Arzner was a complicated and unique woman. She possessed a biting sense of humor and a sophisticated personal style, noted for her short-cropped hair and the wearing of pants.

Between 1927 and 1943, Arzner directed 17 feature films. Almost all have her trademark unconventional heroines, strong and self-sufficient, who must reconcile marriage and career. Like the masterful gay director, James Whale, her films resonate with gay subtext.

She mentored a young film director named Francis Ford Coppola. I hear things turned out well for him.

After leaving the studio system, Arzner made Army training films and taught at UCLA, plus she shot those Pepsi commercials. In 1936, she became the very first woman to join The Directors Guild Of America. The Guild finally got around to honoring her contribution in 1975 with their Legend Award, four years before her passing. She left this world with no Oscars, honorary or otherwise, and aside from that DGA reward, after a prolific career that spanned from 1922 to 1943, she only has a star on the Hollywood Walk Of Fame.

There is some promise and progress for women directors. Currently there are 245 films by women streaming on Netflix.  In 2016, there were 49 films directed by females according the DGA, not all of them found distribution. Only one film of the top 25, Kung Fu Panda 3, was directed by a woman, Jennifer Yuh Nelson, and she gets to share the credit with a dude, Alessandro Carloni.

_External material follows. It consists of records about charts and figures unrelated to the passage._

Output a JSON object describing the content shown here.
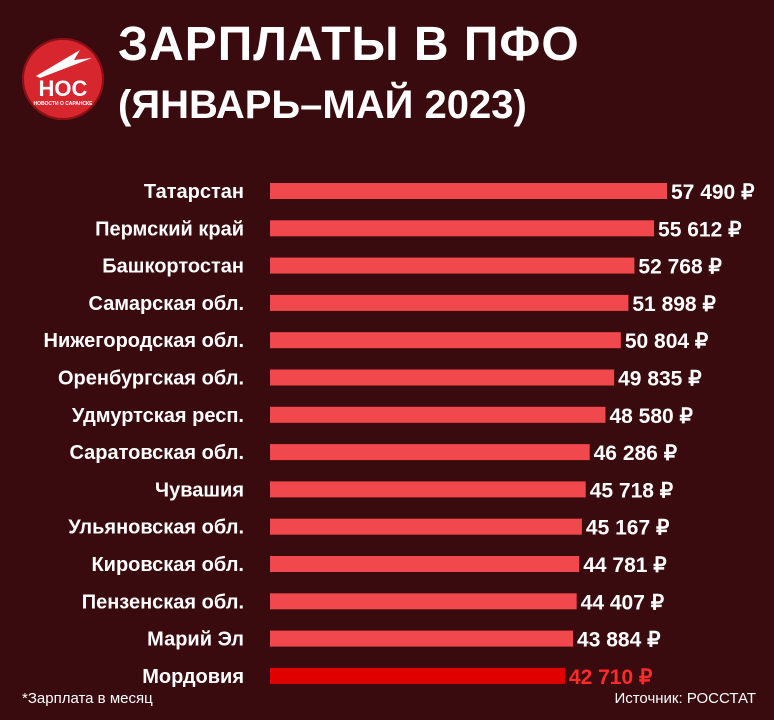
{
  "header": {
    "title": "ЗАРПЛАТЫ В ПФО",
    "subtitle": "(ЯНВАРЬ–МАЙ  2023)"
  },
  "logo": {
    "main": "НОС",
    "sub": "НОВОСТИ О САРАНСКЕ"
  },
  "colors": {
    "background": "#3a0b0e",
    "bar": "#f0484d",
    "highlight_bar": "#e00000",
    "label": "#ffffff",
    "highlight_value": "#ff2a2a"
  },
  "chart_data": {
    "type": "bar",
    "orientation": "horizontal",
    "categories": [
      "Татарстан",
      "Пермский край",
      "Башкортостан",
      "Самарская обл.",
      "Нижегородская обл.",
      "Оренбургская обл.",
      "Удмуртская респ.",
      "Саратовская обл.",
      "Чувашия",
      "Ульяновская обл.",
      "Кировская обл.",
      "Пензенская обл.",
      "Марий Эл",
      "Мордовия"
    ],
    "values": [
      57490,
      55612,
      52768,
      51898,
      50804,
      49835,
      48580,
      46286,
      45718,
      45167,
      44781,
      44407,
      43884,
      42710
    ],
    "value_labels": [
      "57 490 ₽",
      "55 612 ₽",
      "52 768 ₽",
      "51 898 ₽",
      "50 804 ₽",
      "49 835 ₽",
      "48 580 ₽",
      "46 286 ₽",
      "45 718 ₽",
      "45 167 ₽",
      "44 781 ₽",
      "44 407 ₽",
      "43 884 ₽",
      "42 710 ₽"
    ],
    "highlight_category": "Мордовия",
    "grid": false,
    "legend": "none"
  },
  "footer": {
    "note": "*Зарплата в месяц",
    "source": "Источник: РОССТАТ"
  }
}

In 2017 and 2018, there are only 24 films directed by women, despite the attention paid to Hollywood’s gender inequality issues. Granted, Warner Bros. had Patty Jenkins’ blockbuster Wonder Woman, but the studio has nothing on the docket for 2018 that is to be directed by a woman. In 2017, only two of the Top 50 money makers were directed by women, Wonder Woman and Trish Sie’s Pitch Perfect 3.

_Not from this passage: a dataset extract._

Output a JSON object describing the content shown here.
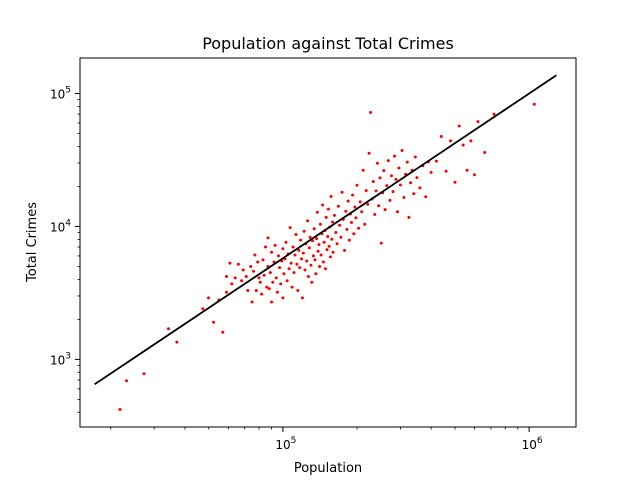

Disney had zero films directed by women in 2017, although their 2018 lineup includes Ava DuVernay’s A Wrinkle In Time, the first $100 million live-action feature to be directed by a female director of color.

They might not have been huge at the box-office, but some of the year’s best reviewed films were directed by females: The Beguiled directed by Sofia Coppola, Dee Rees’ Mudbound, Angelia Jolie’s First They Killed My Father, Faces Places directed by 89-year-old Agnes Varda, and one of the most honored films of the year Lady Bird from Greta Gerwig.  I would also mention Battle Of The Sexes directed by Valerie Faris and Jonathan Dayton, and the fascinating Wonder Woman backstory Professor Marston & the Wonder Women directed by Angela Robinson.

Women directed just 4% of the top money-making films in the 21st century. Of the 700 top-grossing films in history, women make up 13% of the directors. In 89 years of the Academy Awards, only four female directors have even been nominated for Oscars: Lina Wertmüller for Seven Beauties (1976), Jane Campion for The Piano (1993), Sofia Coppola for Lost In Translation (2003), and Kathryn Bigelow for The Hurt Locker (2009). Only Bigelow has taken home the statue, making the ratio of female to male winners 1 to 89.

Lesbians making feature films is a very small list indeed. There is Phyllida Lloyd, Dee Rees, and Jodie Foster, and I particularly admire Kimberly Peirce who directed Boys Don’t Cry (1999), and Lisa Cholodenko who directed the terrific Oscar nominated The Kids Are All Right (2010). My gaydar goes off for Ava DuVernay, director of the landmark, Selma (2014) and 13 (2015)  but she keeps her private life private, although I know she vacations with Oprah and Gayle.

As Katharine Hepburn put it to Arzner in a telegram when she was at last honored by the DGA in 1975:

‘Isn’t it wonderful that you’ve had such a great career, when you had no right to have a career at all?”